Dans un article intitulé "l'année 2014 dans le monde arabe entre espoirs de changement et risques de somalisation", Mohamed Tahar Bensaada écrit notamment:

 

Paix impériale

 

Ce qui nous amène à nous interroger sur les perspectives de "paix" concoctées par les grandes puissances avec l'implication plus ou moins forcée de leurs partenaires régionaux et leurs implications sur le devenir des nations et des peuples de la région. Il est clair que si l'accord stratégique russo-américain arrive à forcer la main de leurs partenaires respectifs (Turquie, Arabie saoudite, Iran, Irak) en vue de cesser d'alimenter la guerre civile aussi bien en Syrie qu'en Irak, personne n'aura à s'en plaindre.
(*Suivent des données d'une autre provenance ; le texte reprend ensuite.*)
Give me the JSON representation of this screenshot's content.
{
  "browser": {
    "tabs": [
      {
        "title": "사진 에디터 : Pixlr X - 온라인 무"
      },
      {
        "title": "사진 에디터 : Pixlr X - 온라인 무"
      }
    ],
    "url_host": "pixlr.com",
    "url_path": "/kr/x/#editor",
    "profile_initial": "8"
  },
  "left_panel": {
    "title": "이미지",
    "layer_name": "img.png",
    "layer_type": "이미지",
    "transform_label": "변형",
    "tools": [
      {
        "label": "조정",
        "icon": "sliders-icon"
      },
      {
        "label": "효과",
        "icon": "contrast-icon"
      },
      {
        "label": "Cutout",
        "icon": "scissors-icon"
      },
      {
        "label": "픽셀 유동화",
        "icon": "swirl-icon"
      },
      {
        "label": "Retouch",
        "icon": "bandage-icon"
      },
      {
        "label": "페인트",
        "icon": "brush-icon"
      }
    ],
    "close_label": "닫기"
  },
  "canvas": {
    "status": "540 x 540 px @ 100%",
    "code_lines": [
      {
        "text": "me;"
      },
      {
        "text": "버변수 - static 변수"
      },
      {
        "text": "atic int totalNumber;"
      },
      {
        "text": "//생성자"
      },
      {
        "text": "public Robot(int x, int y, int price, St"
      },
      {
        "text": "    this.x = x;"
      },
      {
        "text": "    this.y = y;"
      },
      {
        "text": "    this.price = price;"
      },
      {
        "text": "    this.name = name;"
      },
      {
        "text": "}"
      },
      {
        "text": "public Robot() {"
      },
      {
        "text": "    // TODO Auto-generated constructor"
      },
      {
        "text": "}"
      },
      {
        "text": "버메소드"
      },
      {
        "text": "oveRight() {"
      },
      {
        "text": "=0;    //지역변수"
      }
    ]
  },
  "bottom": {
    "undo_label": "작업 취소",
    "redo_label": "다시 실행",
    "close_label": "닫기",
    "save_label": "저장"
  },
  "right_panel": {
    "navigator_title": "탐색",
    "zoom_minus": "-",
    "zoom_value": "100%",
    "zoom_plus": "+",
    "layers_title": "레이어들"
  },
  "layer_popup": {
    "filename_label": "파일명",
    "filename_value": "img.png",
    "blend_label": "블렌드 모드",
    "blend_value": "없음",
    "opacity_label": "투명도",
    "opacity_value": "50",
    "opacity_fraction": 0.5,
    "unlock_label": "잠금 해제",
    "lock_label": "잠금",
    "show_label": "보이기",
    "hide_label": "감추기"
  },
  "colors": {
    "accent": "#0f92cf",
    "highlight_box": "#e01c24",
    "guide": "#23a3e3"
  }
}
Ce n'est pas parce que les grandes puissances de ce monde proposent une solution qui s'inscrit dans leurs desseins stratégiques que la solution serait automatiquement mauvaise pour les peuples de la région. La raison est simple: sur le terrain, il n'y a aujourd'hui aucune solution alternative crédible et entre deux solutions mauvaises, il vaut mieux s'accommoder de la moins mauvaise solution en attendant la maturation des conditions pour une solution révolutionnaire.

Bien entendu, si une solution négociée venait à être imposée par les grandes puissances et leurs alliés régionaux en Syrie, elle restera malgré tout fragile tant qu'elle ne sera pas portée par les forces vives de la société syrienne ne serait-ce que parce que les grandes puissances qui se voient aujourd'hui dépassées par leur jeu d'apprenti-sorcier après avoir armé (ou laissé faire) les groupes rebelles, peuvent toujours revenir à leur ancien sport favori si elles s'aperçoivent que la "paix" n'est pas aussi fructueuse pour leurs intérêts stratégiques.

Par ailleurs, une solution négociée qui permettrait au régime syrien et à la coalition de l'opposition syrienne à la botte de l'Arabie saoudite de s'entendre pour un partage du pouvoir risque de laisser intactes les frustrations sociales et politiques de la révolte populaire dans lesquelles continueront d'investir les groupes radicaux. La véritable question que la militarisation actuelle a occultée risque de revenir à la surface: une démocratisation véritable peut-elle se réaliser sans un fort ancrage dans les luttes sociales des larges couches populaires et sans organisations civiles fortes capables de contrebalancer le poids de l'argent et des armes des groupes financés par les puissances étrangères?